Dans une allocution de circonstance, le ministre de la Culture a notamment mis l'accent sur l'importance du livre et de la lecture, soulignant que « la dimension culturelle dans le développement du pays ne pourrait se réaliser que par le biais d'une politique nationale globale à laquelle devraient être associées toutes les factions qui s'intéressent à la culture et à la lecture ».
Abordant, par ailleurs, la crise gouvernementale, M. Salam a appelé toutes les parties concernées à « mettre à profit le climat de dialogue et à faire prévaloir l'intérêt national plutôt que la logique du partage du gâteau ».
Prenant à son tour la parole, M. Berry a commencé par relever l'aspect positif de la déclaration faite par le Premier ministre désigné Saad Hariri à sa sortie du palais de Baabda, samedi après-midi (Voir par ailleurs). « À en juger par les propos tenus par Saad Hariri, je pense que je mettrai fin prochainement au mutisme politique que j'observe » (au sujet de la formation du gouvernement), a notamment déclaré M. Berry, se montrant ainsi optimiste quant à un prochain dénouement de la crise gouvernementale.

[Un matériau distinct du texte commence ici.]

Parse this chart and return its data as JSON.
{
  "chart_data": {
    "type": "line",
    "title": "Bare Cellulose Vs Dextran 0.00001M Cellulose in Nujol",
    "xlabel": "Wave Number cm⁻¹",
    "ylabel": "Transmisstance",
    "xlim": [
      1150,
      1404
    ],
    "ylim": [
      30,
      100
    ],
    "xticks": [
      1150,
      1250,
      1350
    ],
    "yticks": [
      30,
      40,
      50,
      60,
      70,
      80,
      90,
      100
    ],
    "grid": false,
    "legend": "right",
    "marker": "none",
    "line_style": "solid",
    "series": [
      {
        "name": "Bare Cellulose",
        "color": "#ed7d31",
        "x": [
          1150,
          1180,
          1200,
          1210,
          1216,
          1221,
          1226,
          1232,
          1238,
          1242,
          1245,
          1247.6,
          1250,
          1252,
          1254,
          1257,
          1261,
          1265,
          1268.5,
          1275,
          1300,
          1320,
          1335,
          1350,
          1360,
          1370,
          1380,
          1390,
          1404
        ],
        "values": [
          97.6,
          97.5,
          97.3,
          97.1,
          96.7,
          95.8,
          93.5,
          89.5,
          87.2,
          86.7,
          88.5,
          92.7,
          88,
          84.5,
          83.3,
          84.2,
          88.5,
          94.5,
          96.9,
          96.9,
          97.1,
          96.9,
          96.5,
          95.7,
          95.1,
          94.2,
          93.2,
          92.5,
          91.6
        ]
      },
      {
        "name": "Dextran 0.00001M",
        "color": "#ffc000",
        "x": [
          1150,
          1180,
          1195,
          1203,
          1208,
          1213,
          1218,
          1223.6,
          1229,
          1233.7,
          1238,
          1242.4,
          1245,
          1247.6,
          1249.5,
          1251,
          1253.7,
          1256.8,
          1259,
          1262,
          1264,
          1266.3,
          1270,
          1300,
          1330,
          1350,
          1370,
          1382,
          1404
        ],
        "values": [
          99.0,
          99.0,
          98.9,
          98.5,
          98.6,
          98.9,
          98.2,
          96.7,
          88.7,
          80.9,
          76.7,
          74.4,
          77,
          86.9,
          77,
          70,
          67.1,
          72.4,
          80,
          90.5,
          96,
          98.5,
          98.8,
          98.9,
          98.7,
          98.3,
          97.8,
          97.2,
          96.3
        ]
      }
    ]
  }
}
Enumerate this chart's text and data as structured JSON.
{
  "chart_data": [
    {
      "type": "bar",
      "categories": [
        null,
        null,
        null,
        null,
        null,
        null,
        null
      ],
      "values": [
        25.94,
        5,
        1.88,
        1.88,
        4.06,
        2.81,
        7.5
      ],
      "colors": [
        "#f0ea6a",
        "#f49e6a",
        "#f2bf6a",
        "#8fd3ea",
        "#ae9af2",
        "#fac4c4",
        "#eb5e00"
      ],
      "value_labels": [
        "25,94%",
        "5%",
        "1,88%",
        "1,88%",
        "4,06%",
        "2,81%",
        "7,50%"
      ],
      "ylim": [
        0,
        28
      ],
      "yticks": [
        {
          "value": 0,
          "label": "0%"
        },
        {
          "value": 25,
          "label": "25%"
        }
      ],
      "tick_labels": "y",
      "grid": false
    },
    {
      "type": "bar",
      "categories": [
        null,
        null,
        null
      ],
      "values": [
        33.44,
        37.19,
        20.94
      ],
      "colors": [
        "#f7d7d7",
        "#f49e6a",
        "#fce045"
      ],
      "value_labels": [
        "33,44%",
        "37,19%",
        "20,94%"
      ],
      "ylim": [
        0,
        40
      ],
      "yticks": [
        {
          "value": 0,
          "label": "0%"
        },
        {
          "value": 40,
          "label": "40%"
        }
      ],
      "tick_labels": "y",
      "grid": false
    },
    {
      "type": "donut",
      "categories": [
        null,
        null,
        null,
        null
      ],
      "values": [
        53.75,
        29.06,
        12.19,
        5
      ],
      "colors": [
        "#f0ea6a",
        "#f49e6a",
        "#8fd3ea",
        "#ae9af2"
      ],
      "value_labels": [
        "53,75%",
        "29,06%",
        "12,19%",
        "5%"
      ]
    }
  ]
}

Le président de la Chambre a ensuite axé son intervention sur le problème de l'unité des musulmans. « Nous devons œuvrer à l'unité des musulmans afin de faire face au défi posé par la guerre hégémonique colonialiste qui vise à s'en prendre à nos ressources humaines et naturelles, a déclaré M. Berry. Cette guerre vise l'islam sous le couvert de la lutte contre le terrorisme. Ces visées hégémoniques tentent de créer une confrontation sectaire sunnito-chiite. Elles visent à provoquer une situation conflictuelle entre l'Iran et l'arabisme et à substituer au conflit arabo-israélien un conflit arabo-iranien, et donc intermusulman. La riposte à ces tentatives d'effritement et de provocation d'une situation conflictuelle doit être l'unité. Les leaderships politiques et religieux se doivent d'assumer leurs responsabilités sur ce plan en formant une commission d'ulémas émanant de l'Arabie saoudite et de la République islamique iranienne afin de régler les différends communautaires et mettre un terme aux tensions de manière à éviter que celles-ci soient exploitées dans certains pays arabes et musulmans ».
Après avoir mis l'accent sur la nécessité de « définir et créer les domaines de coexistence possible et d'échanges entre les civilisations arabe et perse », M. Berry a lancé un appel pressant à « un dialogue arabo-iranien ouvert, portant sur les sujets conflictuels qui opposent les deux parties ». En conclusion, le chef du Législatif a déclaré que le récent sommet saoudo-syrien de Damas « a contribué à rétablir la confiance au niveau des relations interarabes, de même qu'il a posé les jalons d'une compréhension et d'une collaboration entre le monde arabe et de grands pays islamiques de la région, dont notamment l'Iran et la Turquie ».